MacMillan found that, “Responsibility for commissioning across various parts of the cancer pathway is divided up but there is no one with overall responsibility to ensure the whole pathway is joined up. This results in disjointed pathways for people with cancer.
“Cancer commissioning is complex and there is lots of confusion about who is responsible for commissioning what. This means that there is a danger that some services are not being commissioned at all, as each commissioning body assumes the responsibility falls to another.”
It also criticised, as the Public Accounts Committee does, the axing of cancer networks and the damage that has caused. It describes their loss as a “major setback”.
“Our regional staff are already seeing examples of some services falling through these gaps. Cancer networks used to oversee the overall cancer pathway to ensure it was joined up, and provided much-needed cancer expertise to commissioners.
“The diminishing of cancer networks, and the cancer expertise therein, is considered a major setback to many commissioners while they struggle with the new system. We have carried out additional research that shows that strategic clinical networks have not replaced cancer networks.
“It is unclear what their role is in cancer commissioning, if they have one at all. As a result, there is a void in the oversight and coordination of the cancer pathway, and in expertise around the specifics of cancer commissioning.”
Labour, on the other hand, is committed to repealing the Health and Social Care Act and has made three key promises, all funded by money raised from the Mansion Tax and closing tax loopholes for the wealthy.
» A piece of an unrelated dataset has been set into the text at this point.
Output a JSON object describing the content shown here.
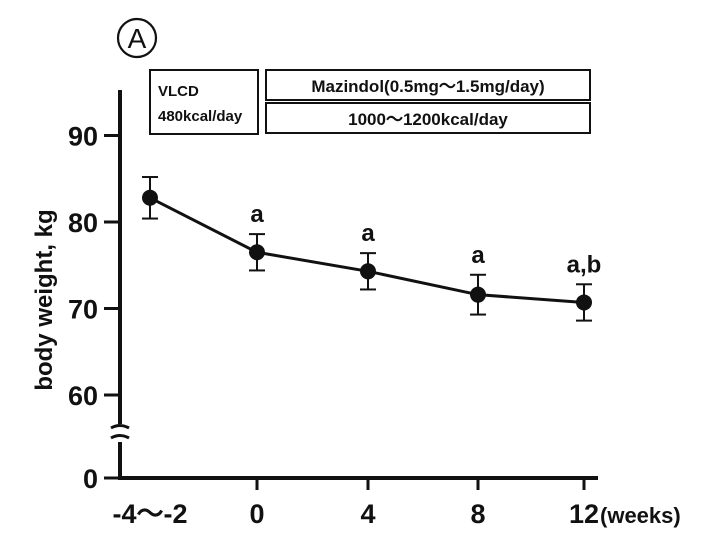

Labour guarantees that by 2020 there will be a maximum one-week wait for cancer tests along with their results. This means earlier diagnosis and treatment. New cancer diagnostic equipment costing £150m every year will be invested in GP surgeries.
The party says it will set up a new Cancer Treatments Fund which will help kick start the urgent replacement of outdated radiotherapy machines.
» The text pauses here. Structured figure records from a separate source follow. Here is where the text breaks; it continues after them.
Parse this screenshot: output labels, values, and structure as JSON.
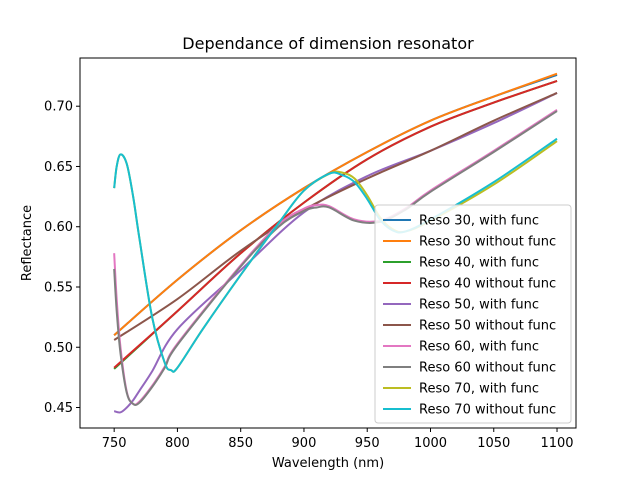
{
  "chart_data": {
    "type": "line",
    "title": "Dependance of dimension resonator",
    "xlabel": "Wavelength (nm)",
    "ylabel": "Reflectance",
    "xlim": [
      723,
      1115
    ],
    "ylim": [
      0.433,
      0.74
    ],
    "xticks": [
      750,
      800,
      850,
      900,
      950,
      1000,
      1050,
      1100
    ],
    "xtick_labels": [
      "750",
      "800",
      "850",
      "900",
      "950",
      "1000",
      "1050",
      "1100"
    ],
    "yticks": [
      0.45,
      0.5,
      0.55,
      0.6,
      0.65,
      0.7
    ],
    "ytick_labels": [
      "0.45",
      "0.50",
      "0.55",
      "0.60",
      "0.65",
      "0.70"
    ],
    "grid": false,
    "legend_position": "lower-right",
    "series": [
      {
        "name": "Reso 30, with func",
        "color": "#1f77b4",
        "x": [
          750,
          800,
          850,
          900,
          950,
          1000,
          1050,
          1100
        ],
        "y": [
          0.51,
          0.556,
          0.597,
          0.632,
          0.662,
          0.688,
          0.708,
          0.726
        ]
      },
      {
        "name": "Reso 30 without func",
        "color": "#ff7f0e",
        "x": [
          750,
          800,
          850,
          900,
          950,
          1000,
          1050,
          1100
        ],
        "y": [
          0.51,
          0.556,
          0.597,
          0.632,
          0.662,
          0.688,
          0.708,
          0.727
        ]
      },
      {
        "name": "Reso 40, with func",
        "color": "#2ca02c",
        "x": [
          750,
          800,
          850,
          900,
          950,
          1000,
          1050,
          1100
        ],
        "y": [
          0.482,
          0.53,
          0.578,
          0.62,
          0.656,
          0.683,
          0.703,
          0.721
        ]
      },
      {
        "name": "Reso 40 without func",
        "color": "#d62728",
        "x": [
          750,
          800,
          850,
          900,
          950,
          1000,
          1050,
          1100
        ],
        "y": [
          0.483,
          0.53,
          0.578,
          0.62,
          0.656,
          0.683,
          0.703,
          0.721
        ]
      },
      {
        "name": "Reso 50, with func",
        "color": "#9467bd",
        "x": [
          750,
          755,
          760,
          765,
          770,
          780,
          800,
          850,
          900,
          950,
          1000,
          1050,
          1100
        ],
        "y": [
          0.447,
          0.446,
          0.45,
          0.456,
          0.464,
          0.48,
          0.515,
          0.564,
          0.612,
          0.642,
          0.663,
          0.686,
          0.711
        ]
      },
      {
        "name": "Reso 50 without func",
        "color": "#8c564b",
        "x": [
          750,
          800,
          850,
          900,
          950,
          1000,
          1050,
          1100
        ],
        "y": [
          0.506,
          0.54,
          0.58,
          0.614,
          0.64,
          0.663,
          0.688,
          0.711
        ]
      },
      {
        "name": "Reso 60, with func",
        "color": "#e377c2",
        "x": [
          750,
          752,
          755,
          760,
          765,
          770,
          780,
          790,
          800,
          850,
          880,
          900,
          910,
          920,
          940,
          960,
          980,
          1000,
          1050,
          1100
        ],
        "y": [
          0.578,
          0.54,
          0.5,
          0.463,
          0.453,
          0.455,
          0.468,
          0.484,
          0.503,
          0.568,
          0.602,
          0.615,
          0.618,
          0.617,
          0.606,
          0.605,
          0.615,
          0.63,
          0.663,
          0.697
        ]
      },
      {
        "name": "Reso 60 without func",
        "color": "#7f7f7f",
        "x": [
          750,
          752,
          755,
          760,
          765,
          770,
          780,
          790,
          800,
          850,
          880,
          900,
          910,
          920,
          940,
          960,
          980,
          1000,
          1050,
          1100
        ],
        "y": [
          0.565,
          0.53,
          0.495,
          0.462,
          0.453,
          0.454,
          0.467,
          0.483,
          0.502,
          0.567,
          0.6,
          0.613,
          0.616,
          0.616,
          0.605,
          0.604,
          0.614,
          0.629,
          0.662,
          0.696
        ]
      },
      {
        "name": "Reso 70, with func",
        "color": "#bcbd22",
        "x": [
          750,
          752,
          755,
          760,
          765,
          770,
          780,
          790,
          795,
          800,
          820,
          850,
          880,
          900,
          920,
          930,
          940,
          950,
          960,
          970,
          980,
          1000,
          1050,
          1100
        ],
        "y": [
          0.632,
          0.65,
          0.66,
          0.652,
          0.625,
          0.59,
          0.525,
          0.487,
          0.481,
          0.483,
          0.515,
          0.56,
          0.603,
          0.63,
          0.644,
          0.645,
          0.64,
          0.626,
          0.608,
          0.598,
          0.596,
          0.605,
          0.635,
          0.671
        ]
      },
      {
        "name": "Reso 70 without func",
        "color": "#17becf",
        "x": [
          750,
          752,
          755,
          760,
          765,
          770,
          780,
          790,
          795,
          800,
          820,
          850,
          880,
          900,
          920,
          930,
          940,
          950,
          960,
          970,
          980,
          1000,
          1050,
          1100
        ],
        "y": [
          0.632,
          0.65,
          0.66,
          0.652,
          0.625,
          0.59,
          0.525,
          0.487,
          0.481,
          0.483,
          0.515,
          0.56,
          0.603,
          0.63,
          0.644,
          0.643,
          0.637,
          0.623,
          0.606,
          0.597,
          0.596,
          0.606,
          0.637,
          0.673
        ]
      }
    ]
  }
}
Cancer patients’ benefits attacked
Just when you thought it couldn’t get any worse for cancer patients, under this government it has.
As well as damaging the provision of cancer treatment the coalition combined it with an attack on all benefits received by cancer patients. Only those with terminal cancer get rapid and sustained financial support.
But the vast majority do not fall into that category because people are surviving for longer. As one specialist cancer consultant told me: “We are trying to approach cancer as a chronic illness and not always a terminal one. We hope to treat it as chronic until such time – we do not know when – it becomes untreatable.”
This is down to the skill of cancer specialists, better diagnostic tests for the original referral and throughout the rest of their lives to detect any cancer spread, and a better understanding of how the disease works.
And that has financial implications for the NHS and for the benefit system. This does not go down well with Ian Duncan Smith and the DWP.
Cancer patients have had their disability benefit stopped for up to a year while they appeal against it. There are long delays built into the system with cancer patients, and others, being forced to wait longer to get financial support.
One patient who is familiar with the regime before and after Duncan Smith’s arrival said, “Dealing with the DWP was as emotionally draining as dealing with chemotherapy. It is a round of filling in form after form, time after time then battling for even small benefits which might just cover the cost of travel to and from the hospital.
“I was dealing with people who never met me, never spoke to me. Yet they knew every scar on my body, more than even my family, it was and still is distressing to deal with them.”